Tuesday, October 31, 2017

Kirindi and Baobab Alley

After the rain, the road conditions had deteriorated.


Red Fronted Lemurs.









The baobab 'In Love'.

Baobab Alley at sunset.

Two great guys: Patrick our driver and Morgan our guide.

Tuesday, November 1st.
I was woken up as usual by the village cockerel. He starts at 4 am before it gets light, by beating his wings and then letting rip with 'cock-a-doodle-do'. He is answered by others near and far. We were up for an early breakfast, and then said goodbye to our hosts at Camp Croco. Patrick had stayed on the north side of the river to get the 4x4 fixed, which was a relief to all of us and meant that we could use the aircon again.

Now we had the long and arduous return journey to Morondava. The long drive back to the Tsiribihina River was made more interesting by the rain from last night. There were big puddles and small lakes in the road at in places the dirt and dust had become muddy and slippery, which slowed us down a bit. Luckily after a couple of hours the water disappeared as it didn't rain that far south. When we arrived at the Tsiribihina River Patrick drove the truck back on the ferry and we sailed up river for an hour and across to the other side.

Since we didn't see the fosa when we visited the Kirindi Forest on the way north, Morgan took us there on the return trip hoping to find it. I think it hangs around the local garbage dump there, like bears, but again we had no luck. However, we did see a number of Red Fronted Lemurs in the trees. We watched them as they fed and jumped from tree to tree. I also saw a few beautiful birds including the male and female Paradise Flycatcher. Then Morgan found another group of the lemurs nearby. Because of the presence of tourists they have become habituated and will come down out of the trees for water. This was amazing! We poured water into the lid of a water bottle and they would come down, hang off a tree or branch, gently grab your hand with their soft fingers and lap up the water. Great to see them up close and not have to wrench your neck looking up.

Then we continued on to The Sacred Baobab. This is the largest baobab in the area and has special meaning for the locals. There was a fence around it and you had to remove your shoes to approach it. There were other baobabs in the area too.

The next stop was at the Baobab 'In Love'. This is a really odd tree as two baobab tree trunks have grown intertwined. It has also become a significant tourist stop with several little souvenir shops. I feel sorry for the locals who are trying to sell stuff to us that we don't want or need.

Finally we arrived at Baobab Alley about an hour before sunset. We parked and then were free to walk around the area. I watched several children who had chameleons on sticks for tourists to photograph for money. There were many other tourists here as this has become a very popular place since it was granted temporary protected status in 2007 by the Ministry of the Environment, Water and Forests, the first step to making it Madagascar's first natural monument.

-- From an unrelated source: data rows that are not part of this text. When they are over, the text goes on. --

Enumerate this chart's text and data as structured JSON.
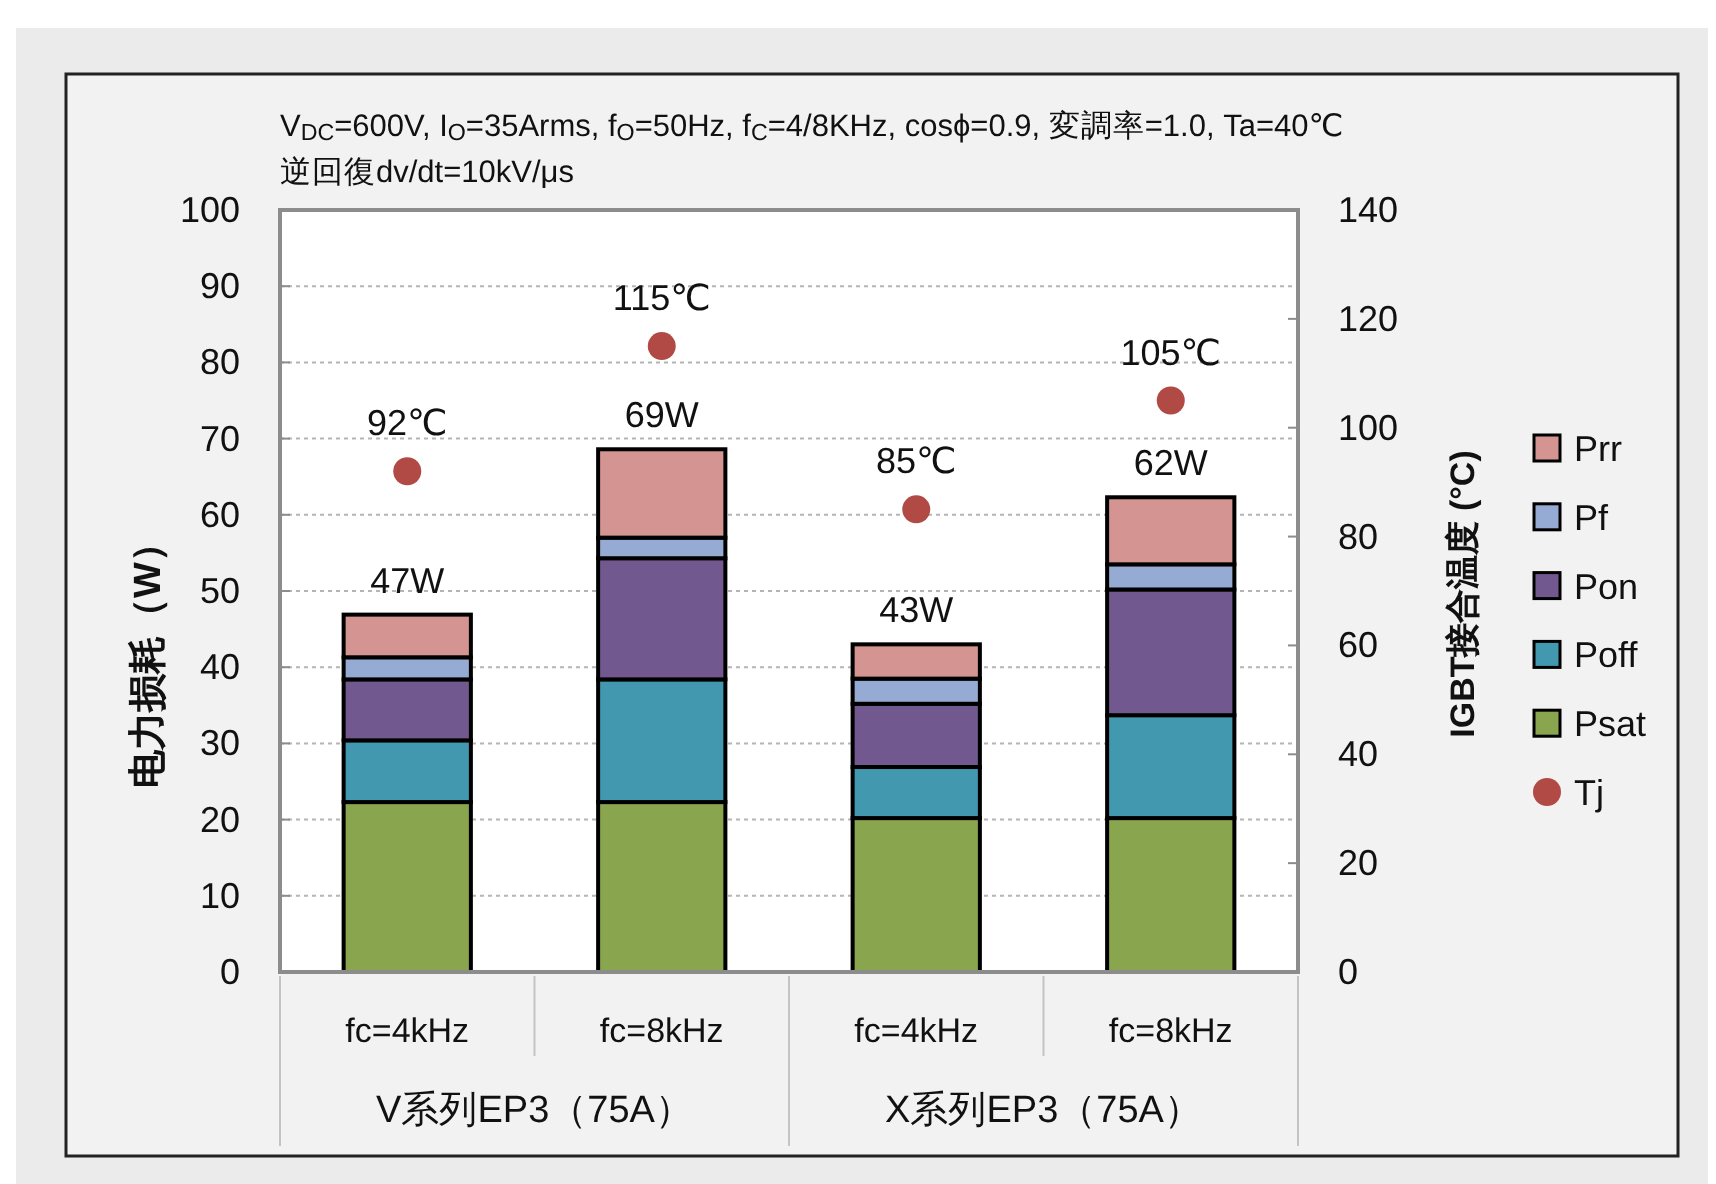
{
  "chart_data": {
    "type": "bar",
    "title": "V$_{DC}$=600V, I$_{O}$=35Arms, f$_{O}$=50Hz, f$_{C}$=4/8KHz, cosϕ=0.9, 変調率=1.0, Ta=40℃",
    "subtitle": "逆回復dv/dt=10kV/μs",
    "categories": [
      "fc=4kHz",
      "fc=8kHz",
      "fc=4kHz",
      "fc=8kHz"
    ],
    "annotations": [
      "V系列EP3（75A）",
      "X系列EP3（75A）"
    ],
    "ylabel": "电力损耗（W）",
    "y2label": "IGBT接合温度 (°C)",
    "stacked": true,
    "series": [
      {
        "name": "Psat",
        "color": "#89a54e",
        "values": [
          22.3,
          22.3,
          20.2,
          20.2
        ]
      },
      {
        "name": "Poff",
        "color": "#4198af",
        "values": [
          8.1,
          16.1,
          6.7,
          13.5
        ]
      },
      {
        "name": "Pon",
        "color": "#71588f",
        "values": [
          8.0,
          15.9,
          8.3,
          16.5
        ]
      },
      {
        "name": "Pf",
        "color": "#95abd4",
        "values": [
          2.9,
          2.7,
          3.3,
          3.3
        ]
      },
      {
        "name": "Prr",
        "color": "#d49492",
        "values": [
          5.6,
          11.6,
          4.5,
          8.8
        ]
      },
      {
        "name": "Tj",
        "type": "scatter",
        "axis": "y2",
        "marker": "circle",
        "color": "#b14a45",
        "values": [
          92,
          115,
          85,
          105
        ],
        "value_labels": [
          "92℃",
          "115℃",
          "85℃",
          "105℃"
        ]
      }
    ],
    "totals": [
      "47W",
      "69W",
      "43W",
      "62W"
    ],
    "ylim": [
      0,
      100
    ],
    "yticks": [
      0,
      10,
      20,
      30,
      40,
      50,
      60,
      70,
      80,
      90,
      100
    ],
    "y2lim": [
      0,
      140
    ],
    "y2ticks": [
      0,
      20,
      40,
      60,
      80,
      100,
      120,
      140
    ],
    "grid": "y",
    "legend": "right"
  }
}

Baobab trees, up to 800 years old, known locally as renala (Malagasy for "mother of the forest"), are a legacy of the dense tropical forests that once thrived on Madagascar. The trees did not originally tower in isolation over the serene landscape of scrub but stood in dense forest. Over the years, as the country's population grew, the forests were cleared for agriculture, leaving only the baobab trees, which the locals preserved as much in respect as for their value as a food source (they eat the fruit) and building material.

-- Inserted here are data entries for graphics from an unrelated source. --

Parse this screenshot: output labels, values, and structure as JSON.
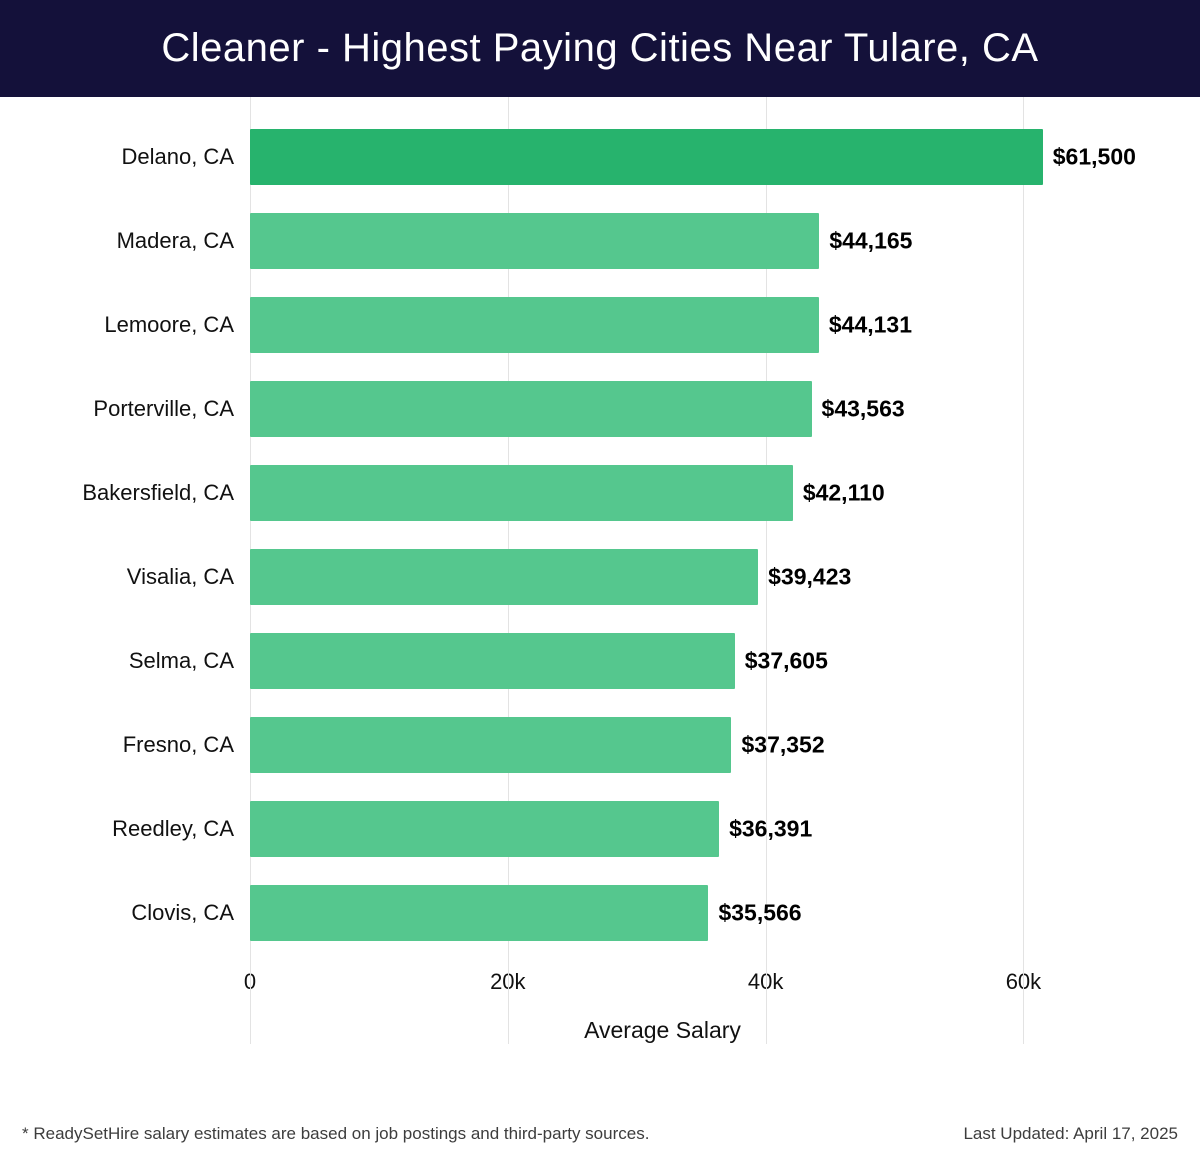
{
  "header": {
    "title": "Cleaner - Highest Paying Cities Near Tulare, CA"
  },
  "chart_data": {
    "type": "bar",
    "orientation": "horizontal",
    "title": "Cleaner - Highest Paying Cities Near Tulare, CA",
    "categories": [
      "Delano, CA",
      "Madera, CA",
      "Lemoore, CA",
      "Porterville, CA",
      "Bakersfield, CA",
      "Visalia, CA",
      "Selma, CA",
      "Fresno, CA",
      "Reedley, CA",
      "Clovis, CA"
    ],
    "values": [
      61500,
      44165,
      44131,
      43563,
      42110,
      39423,
      37605,
      37352,
      36391,
      35566
    ],
    "value_labels": [
      "$61,500",
      "$44,165",
      "$44,131",
      "$43,563",
      "$42,110",
      "$39,423",
      "$37,605",
      "$37,352",
      "$36,391",
      "$35,566"
    ],
    "xlabel": "Average Salary",
    "xlim": [
      0,
      64000
    ],
    "x_ticks": [
      {
        "value": 0,
        "label": "0"
      },
      {
        "value": 20000,
        "label": "20k"
      },
      {
        "value": 40000,
        "label": "40k"
      },
      {
        "value": 60000,
        "label": "60k"
      }
    ],
    "grid": "vertical",
    "legend": "none",
    "colors": {
      "bar_highlight": "#27b36d",
      "bar_normal": "#55c78e",
      "header_background": "#14113a",
      "gridline": "#e3e3e3"
    }
  },
  "footer": {
    "note": "* ReadySetHire salary estimates are based on job postings and third-party sources.",
    "last_updated": "Last Updated: April 17, 2025"
  }
}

The area is not a national park, and the trees are threatened by further deforestation, effluence from encroaching rice paddies and sugarcane plantations, and bush and forest fires. Despite its popularity as a tourist destination, the area has no visitor centre or gate fees, and local residents receive little income from tourism. Indeed there are local people living in huts in among the trees. The children beg for 'bonbons', money or to have their photos taken for money. I couldn't help think of how the local people feel about a bunch of tourists showing up every night to photograph the sunset and then leave. They live a basic, subsistence life and they watch as tourists arrive daily, and then drive away to get to the Tsingy National Park.

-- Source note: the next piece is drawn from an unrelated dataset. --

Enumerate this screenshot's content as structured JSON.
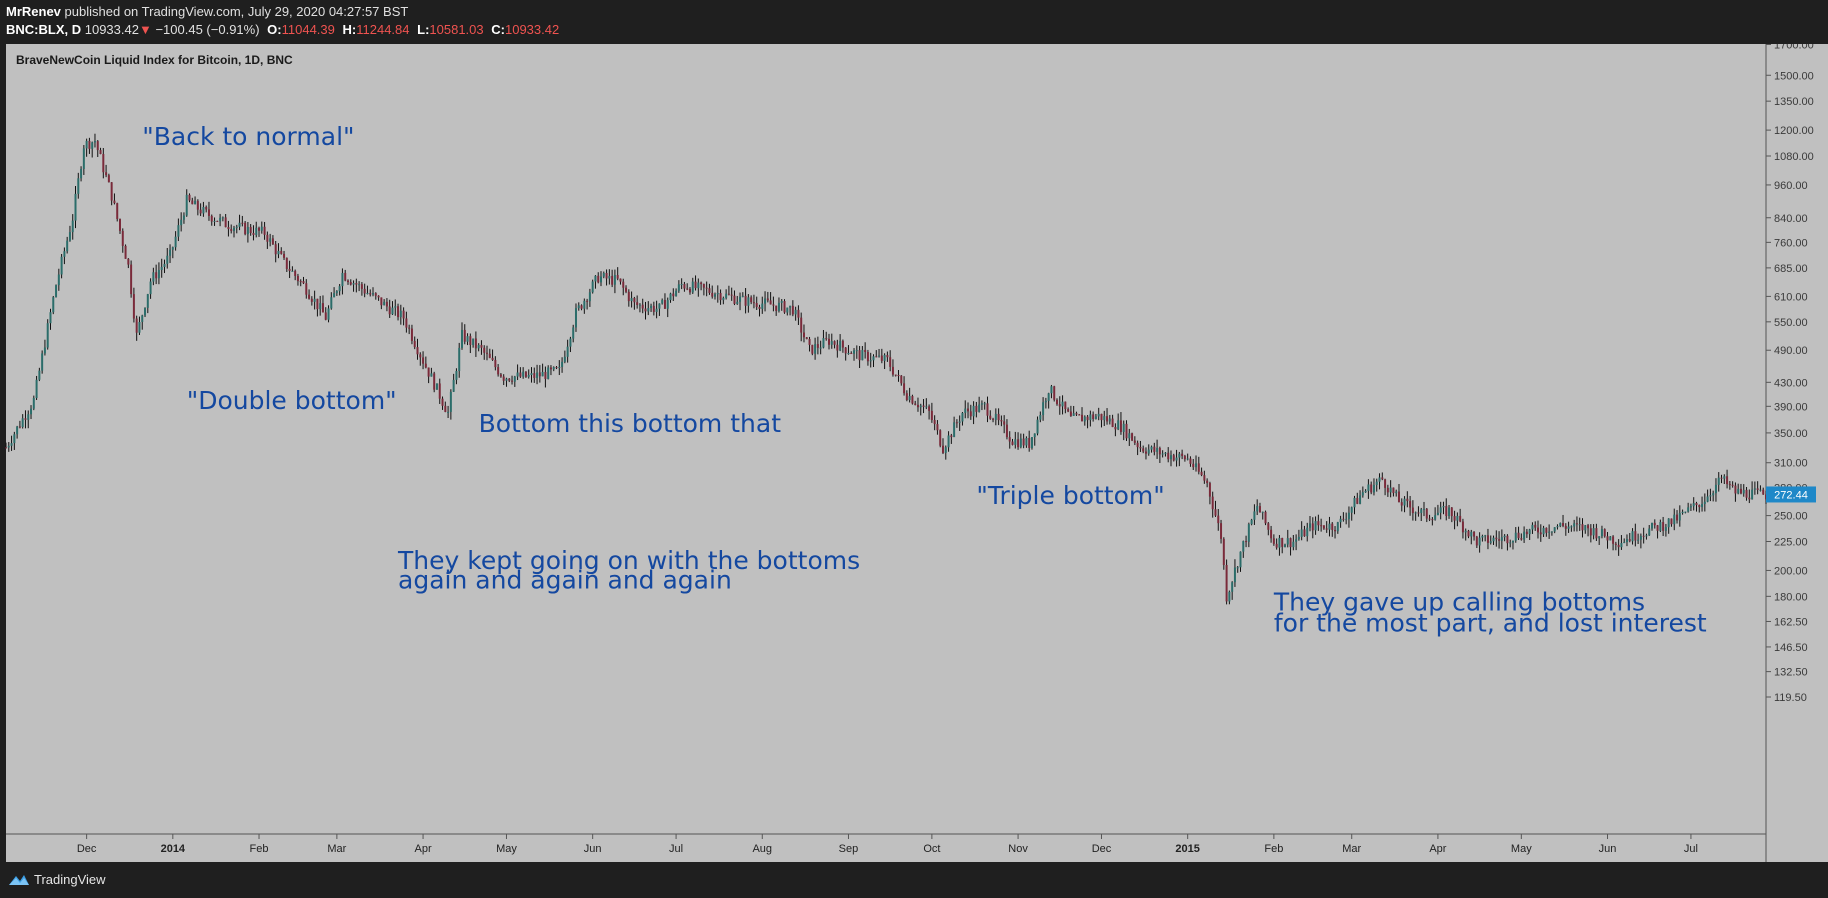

When the sun finally set we, and all the other tourists, got back in our 4x4's and left. Our next stop was a the ATM in Morondava to get money for tips and the rest of the trip. And finally we stopped at Morgan's house to meet his family. This was really special as he was very pleased to introduce us to his five children, aged 18 to eighteen months (she was an accident he said). We also met his wife. Unfortunately as it was dark and late we could not stay for a good visit. Morgan and Patrick also wanted to get back home to their families, so they drove us back to Chez Maggie's where we started this trip. We said our thanks, gave them their tips, arranged with Patrick for a drive to the airport in the morning and they left.

When we got back Stuart was there waiting for us as he said he would. Margaret and I went for dinner with him to a local restaurant and Ryan and Sarah went to a pizza place. That ends the first part of the Madagascar journey.